Monday, Jul. 07, 1958

Windbreak

From bitter experience, all broadcasters know that a routine political speech by a routine politician has a low-low rating in listenership. What is worse, the wind from a campaigning politico is often strong enough to blow his audience right over to a more entertaining station for the rest of the evening. Since political time is bought on a local, one-time basis, the stations get top dollar for each broadcast, but are still increasingly reluctant to sell time to such gnashing bores.
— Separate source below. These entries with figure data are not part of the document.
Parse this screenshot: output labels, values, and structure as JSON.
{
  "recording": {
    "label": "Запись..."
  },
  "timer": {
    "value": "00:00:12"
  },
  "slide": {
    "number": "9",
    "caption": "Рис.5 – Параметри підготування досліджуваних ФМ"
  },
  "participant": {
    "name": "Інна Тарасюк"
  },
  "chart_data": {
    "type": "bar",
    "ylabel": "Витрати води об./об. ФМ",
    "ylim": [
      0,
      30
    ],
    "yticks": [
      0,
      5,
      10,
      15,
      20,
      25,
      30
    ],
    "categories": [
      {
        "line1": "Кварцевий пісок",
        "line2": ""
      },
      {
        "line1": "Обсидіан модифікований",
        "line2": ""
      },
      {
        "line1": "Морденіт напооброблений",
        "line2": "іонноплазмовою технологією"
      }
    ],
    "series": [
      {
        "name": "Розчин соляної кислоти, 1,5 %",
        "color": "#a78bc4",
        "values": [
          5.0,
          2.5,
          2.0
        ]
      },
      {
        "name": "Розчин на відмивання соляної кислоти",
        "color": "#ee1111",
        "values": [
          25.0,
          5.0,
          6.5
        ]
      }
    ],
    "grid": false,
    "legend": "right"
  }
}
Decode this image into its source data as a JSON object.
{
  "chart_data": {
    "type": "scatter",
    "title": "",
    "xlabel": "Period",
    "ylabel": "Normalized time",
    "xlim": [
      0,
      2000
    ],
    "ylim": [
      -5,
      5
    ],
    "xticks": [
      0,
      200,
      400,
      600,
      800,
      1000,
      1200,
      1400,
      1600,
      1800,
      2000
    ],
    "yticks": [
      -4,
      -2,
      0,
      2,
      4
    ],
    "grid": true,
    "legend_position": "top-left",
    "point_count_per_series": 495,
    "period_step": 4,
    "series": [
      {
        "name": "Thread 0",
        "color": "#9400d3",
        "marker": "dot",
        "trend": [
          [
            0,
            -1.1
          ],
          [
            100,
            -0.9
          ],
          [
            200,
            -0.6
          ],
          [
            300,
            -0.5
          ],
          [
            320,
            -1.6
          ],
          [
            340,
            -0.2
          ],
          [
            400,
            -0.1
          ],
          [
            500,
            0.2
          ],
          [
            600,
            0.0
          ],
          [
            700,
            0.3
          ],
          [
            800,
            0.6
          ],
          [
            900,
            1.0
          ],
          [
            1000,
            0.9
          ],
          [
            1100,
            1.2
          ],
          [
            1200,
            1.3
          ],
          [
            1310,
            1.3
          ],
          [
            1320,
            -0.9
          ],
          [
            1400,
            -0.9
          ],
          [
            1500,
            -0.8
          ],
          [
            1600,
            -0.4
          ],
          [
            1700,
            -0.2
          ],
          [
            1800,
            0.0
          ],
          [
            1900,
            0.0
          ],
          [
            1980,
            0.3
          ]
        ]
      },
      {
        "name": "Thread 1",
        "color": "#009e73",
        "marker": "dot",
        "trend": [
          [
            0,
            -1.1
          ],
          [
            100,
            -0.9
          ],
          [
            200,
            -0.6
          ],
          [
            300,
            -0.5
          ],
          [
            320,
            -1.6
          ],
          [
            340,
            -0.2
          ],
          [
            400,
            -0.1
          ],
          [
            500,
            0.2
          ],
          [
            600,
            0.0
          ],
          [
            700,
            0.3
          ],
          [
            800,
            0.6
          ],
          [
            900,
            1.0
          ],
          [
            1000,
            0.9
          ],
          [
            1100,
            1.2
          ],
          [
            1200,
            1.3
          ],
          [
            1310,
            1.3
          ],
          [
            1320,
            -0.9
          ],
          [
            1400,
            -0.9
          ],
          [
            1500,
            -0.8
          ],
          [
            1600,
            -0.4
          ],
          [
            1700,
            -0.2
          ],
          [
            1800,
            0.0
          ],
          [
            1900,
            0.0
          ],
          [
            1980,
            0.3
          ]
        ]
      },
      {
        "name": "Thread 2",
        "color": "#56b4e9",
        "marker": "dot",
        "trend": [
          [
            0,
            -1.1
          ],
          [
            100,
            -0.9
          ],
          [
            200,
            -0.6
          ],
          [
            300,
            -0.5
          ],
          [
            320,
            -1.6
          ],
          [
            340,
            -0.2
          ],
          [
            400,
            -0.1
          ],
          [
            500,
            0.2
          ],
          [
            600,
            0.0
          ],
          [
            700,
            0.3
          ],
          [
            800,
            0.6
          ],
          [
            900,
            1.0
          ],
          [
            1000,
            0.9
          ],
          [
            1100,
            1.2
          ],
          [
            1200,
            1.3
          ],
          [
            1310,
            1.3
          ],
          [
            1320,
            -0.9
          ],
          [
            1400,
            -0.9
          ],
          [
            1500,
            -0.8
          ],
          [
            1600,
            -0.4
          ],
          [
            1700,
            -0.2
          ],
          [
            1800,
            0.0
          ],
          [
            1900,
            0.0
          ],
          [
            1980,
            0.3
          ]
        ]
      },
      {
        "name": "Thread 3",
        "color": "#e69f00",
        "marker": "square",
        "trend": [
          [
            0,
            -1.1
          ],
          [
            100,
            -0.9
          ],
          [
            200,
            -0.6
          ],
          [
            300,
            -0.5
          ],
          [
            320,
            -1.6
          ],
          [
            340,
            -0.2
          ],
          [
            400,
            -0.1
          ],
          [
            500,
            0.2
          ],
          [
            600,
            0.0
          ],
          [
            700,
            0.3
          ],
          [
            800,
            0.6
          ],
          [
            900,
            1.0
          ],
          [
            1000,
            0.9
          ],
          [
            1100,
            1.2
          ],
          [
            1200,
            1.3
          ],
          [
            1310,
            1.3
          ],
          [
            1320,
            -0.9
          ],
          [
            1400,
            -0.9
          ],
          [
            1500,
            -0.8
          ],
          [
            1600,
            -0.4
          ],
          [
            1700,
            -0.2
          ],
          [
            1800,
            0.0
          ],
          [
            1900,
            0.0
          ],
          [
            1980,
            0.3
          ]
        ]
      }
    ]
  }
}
Gloomily surveying a horde of swarming hopefuls entered in Tennessee's impending primary elections, Nashville's WSM-TV and WLAC-TV have imposed strict limits on the total air time to be sold to any one candidate. WSM-TV ruled that the eight contestants for the Democratic nomination for Governor would be allocated a maximum of 45 minutes each between now and the primary on Aug. 7. Slightly more generous, WLAC-TV allowed them one hour of prime evening time, half an hour of nonpremium time. Candidates for the U.S. Senate and House will get the same allowance. Except for spot announcements, candidates for local and state legislative offices may buy no time at all. Nashville's third station, WSIX-TV, was turning down all candidates' bids for time until it decided on its own version of rationing.

Even under the restrictions, WSM-TV and WLAC-TV were committed to 33 intermittent hours of political haranguing if all eligible candidates bought all the time allocated them. Plainly, by commercial if not political standards, both stations considered even 33 hours too much.